Do alto, num passeio panorâmico, vi barracos desolados, construídos de lata velha, tábuas, zinco e outros materiais irreconhecíveis. Parecem apontar construções grotescas erguidas pela incontrolável miséria. Desafiam as leis da gravitação, ali, impávidos, pacatos, vencendo o tempo num absurdo equilíbrio, realizando malabarismo.

Alguns não são de lata ou zinco, ainda assim são abrigos hipotéticos, cujos tetos dá pra se ver a lua e as estrelas, mas também em noites invernosas, sob farrapos sentem nos ossos o frio das chuvas e dos ventos cortantes.

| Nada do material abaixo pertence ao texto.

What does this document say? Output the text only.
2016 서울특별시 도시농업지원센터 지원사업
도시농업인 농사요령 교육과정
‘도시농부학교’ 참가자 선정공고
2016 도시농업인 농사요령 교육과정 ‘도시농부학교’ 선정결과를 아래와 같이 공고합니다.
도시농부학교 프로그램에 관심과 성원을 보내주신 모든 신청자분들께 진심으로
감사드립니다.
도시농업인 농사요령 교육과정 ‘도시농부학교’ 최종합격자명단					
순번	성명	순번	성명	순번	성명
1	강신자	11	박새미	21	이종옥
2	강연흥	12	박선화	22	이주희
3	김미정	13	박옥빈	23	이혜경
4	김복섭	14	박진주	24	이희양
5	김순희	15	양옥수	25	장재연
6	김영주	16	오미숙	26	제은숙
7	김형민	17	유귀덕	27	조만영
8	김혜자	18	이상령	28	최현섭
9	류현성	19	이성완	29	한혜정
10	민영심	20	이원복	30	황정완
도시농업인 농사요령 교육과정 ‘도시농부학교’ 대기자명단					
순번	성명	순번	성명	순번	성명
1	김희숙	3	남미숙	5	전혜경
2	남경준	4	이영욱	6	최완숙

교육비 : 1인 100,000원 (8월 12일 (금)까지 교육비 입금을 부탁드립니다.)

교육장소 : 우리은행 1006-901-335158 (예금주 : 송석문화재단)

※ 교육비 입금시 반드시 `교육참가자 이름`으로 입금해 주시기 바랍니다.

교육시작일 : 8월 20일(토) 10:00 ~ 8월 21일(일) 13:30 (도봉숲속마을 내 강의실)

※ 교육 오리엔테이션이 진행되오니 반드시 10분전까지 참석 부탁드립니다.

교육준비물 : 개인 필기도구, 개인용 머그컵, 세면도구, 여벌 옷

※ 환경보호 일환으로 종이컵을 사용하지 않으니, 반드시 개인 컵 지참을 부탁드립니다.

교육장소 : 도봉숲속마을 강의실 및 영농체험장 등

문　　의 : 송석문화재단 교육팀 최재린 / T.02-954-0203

Nas encostas entre o azul do céu e a cidade, há gente desuniforme. Do camelô a lavadeira. Do biscateiro a secretária. Do malandro ao policial. Gente que ganha o salário mínimo. Gente que nem o mínimo tem. Mulheres abandonadas com filhos pra criar. Mulheres fortes a trabalhar.

Não é culpa do morro. Mas lá se abrigam também em suas vielas tortuosas, malandros, descuidistas, assaltantes, traficantes. Muitos delinqüentes de baixo gabarito que não possuem contas polpudas em bancos na Suíça.

Quem não conhece o morro e essa gente moradora das favelas, não pode dizer que conhece a cidade. Porque ali se abriga o coração e a alma do avesso do nosso hino nacional. O ritmo do samba. Em noites de veraneio se ouve o som dos surdos, dos atabaques, das cuícas, ecoando pelo espaço ate chegar, lá embaixo, no ouvido daquela outra gente, que sonha tranqüilamente.

Existe um tempo em que a gente do morro e a da cidade esquecem suas diferenças. Não importa se há lua prateada no céu ou chuva molhando o asfalto da avenida. Misturam-se raças, credos, desejos, engravatados e descamisados.

O som criado no morro contagia e a poeira levanta nos pés da passista no pulsar da bateria. O desfile começa. Abram alas: a escola vai passar!

Os olhos de toda gente se concentram para apreciar os adereços, os cocares das baianas, as cadeiras da mulata a gingar.

Quem entende?! Todos os dias o morro exibe as suas mazelas, mas num único dia do ano, expõe a sua grandiosidade!